Bob Lupton has an excellent piece on how most orphans in Haiti are, in fact, children who have been unwillingly abandoned because their parents are without the means to care for them. Yet faith-based "orphanages" market these children as orphans. He concludes:
"There are still many true orphans in Haiti whose parents have died or disappeared. Good orphanages are certainly needed as are good adopting families. The Corrigan's have adopted two of these orphans themselves.
But something is quite wrong when the prevailing non-profit orphanage system – mostly faith-based – "creates" orphans by mislabeling them and markets them as abandoned, yet does little to correct the underlying problem that forces their parents to give them up. It is a classic case of rightly motivated people rushing in to rescue the perishing, establishing emergency ministries that do in fact save lives, but failing to shift to empowerment strategies as the crisis becomes chronic.

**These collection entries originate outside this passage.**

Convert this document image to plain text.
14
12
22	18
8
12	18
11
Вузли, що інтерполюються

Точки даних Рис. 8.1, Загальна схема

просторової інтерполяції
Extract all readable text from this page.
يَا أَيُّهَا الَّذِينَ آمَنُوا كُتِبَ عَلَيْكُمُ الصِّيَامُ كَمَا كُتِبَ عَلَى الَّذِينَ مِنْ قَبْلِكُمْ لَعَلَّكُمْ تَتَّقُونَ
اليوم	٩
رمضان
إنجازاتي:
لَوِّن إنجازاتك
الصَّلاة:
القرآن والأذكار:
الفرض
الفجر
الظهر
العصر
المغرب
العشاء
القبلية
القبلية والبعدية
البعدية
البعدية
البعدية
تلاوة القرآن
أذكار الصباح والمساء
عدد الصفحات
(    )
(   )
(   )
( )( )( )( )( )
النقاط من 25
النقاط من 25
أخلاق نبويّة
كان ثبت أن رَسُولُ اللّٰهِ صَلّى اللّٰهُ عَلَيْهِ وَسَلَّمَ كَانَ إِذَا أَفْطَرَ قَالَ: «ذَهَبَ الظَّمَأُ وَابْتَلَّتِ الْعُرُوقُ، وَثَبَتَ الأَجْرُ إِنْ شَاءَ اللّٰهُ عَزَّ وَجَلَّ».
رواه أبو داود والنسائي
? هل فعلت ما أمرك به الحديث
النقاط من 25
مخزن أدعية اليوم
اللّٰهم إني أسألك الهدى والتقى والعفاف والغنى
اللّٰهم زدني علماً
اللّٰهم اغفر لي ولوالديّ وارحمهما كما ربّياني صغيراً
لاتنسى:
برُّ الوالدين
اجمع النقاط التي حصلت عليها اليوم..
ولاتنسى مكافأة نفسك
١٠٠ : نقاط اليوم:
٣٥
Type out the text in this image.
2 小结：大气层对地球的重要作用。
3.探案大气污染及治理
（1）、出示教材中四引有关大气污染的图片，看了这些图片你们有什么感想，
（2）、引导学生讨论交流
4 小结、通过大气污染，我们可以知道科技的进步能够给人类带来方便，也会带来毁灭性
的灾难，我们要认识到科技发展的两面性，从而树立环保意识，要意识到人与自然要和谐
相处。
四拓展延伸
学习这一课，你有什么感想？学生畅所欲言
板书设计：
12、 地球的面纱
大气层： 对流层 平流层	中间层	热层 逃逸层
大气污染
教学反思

When poverty becomes an industry supported by misinformed donors that enables professional workers to maintain a western lifestyle under the guise of alleviating poverty even as they perpetuate dependency, that industry must be challenged. Shelley and Clay Corrigan are doing just that. And in the most productive, self-sustaining, family-strengthening way."
Amen!!! Pope John Paul II defined poverty as exclusion from networks of productivity and exchange. The answer is inclusion. In short, economic development. But understand that if you champion economic development, you will be outside most of the Church. Much of the Church will reject you because, to them, compassion=relief aid. It is grounded in how it makes you feel with no critical thinking about the collective impact. The Church's progressive wing will mostly ignore you, except to occasionally denounce you in the name of social justice for promoting "neoliberal economics," exploitative global capitalism, and having supplanted God with economics. The poor of the world deserve more from us.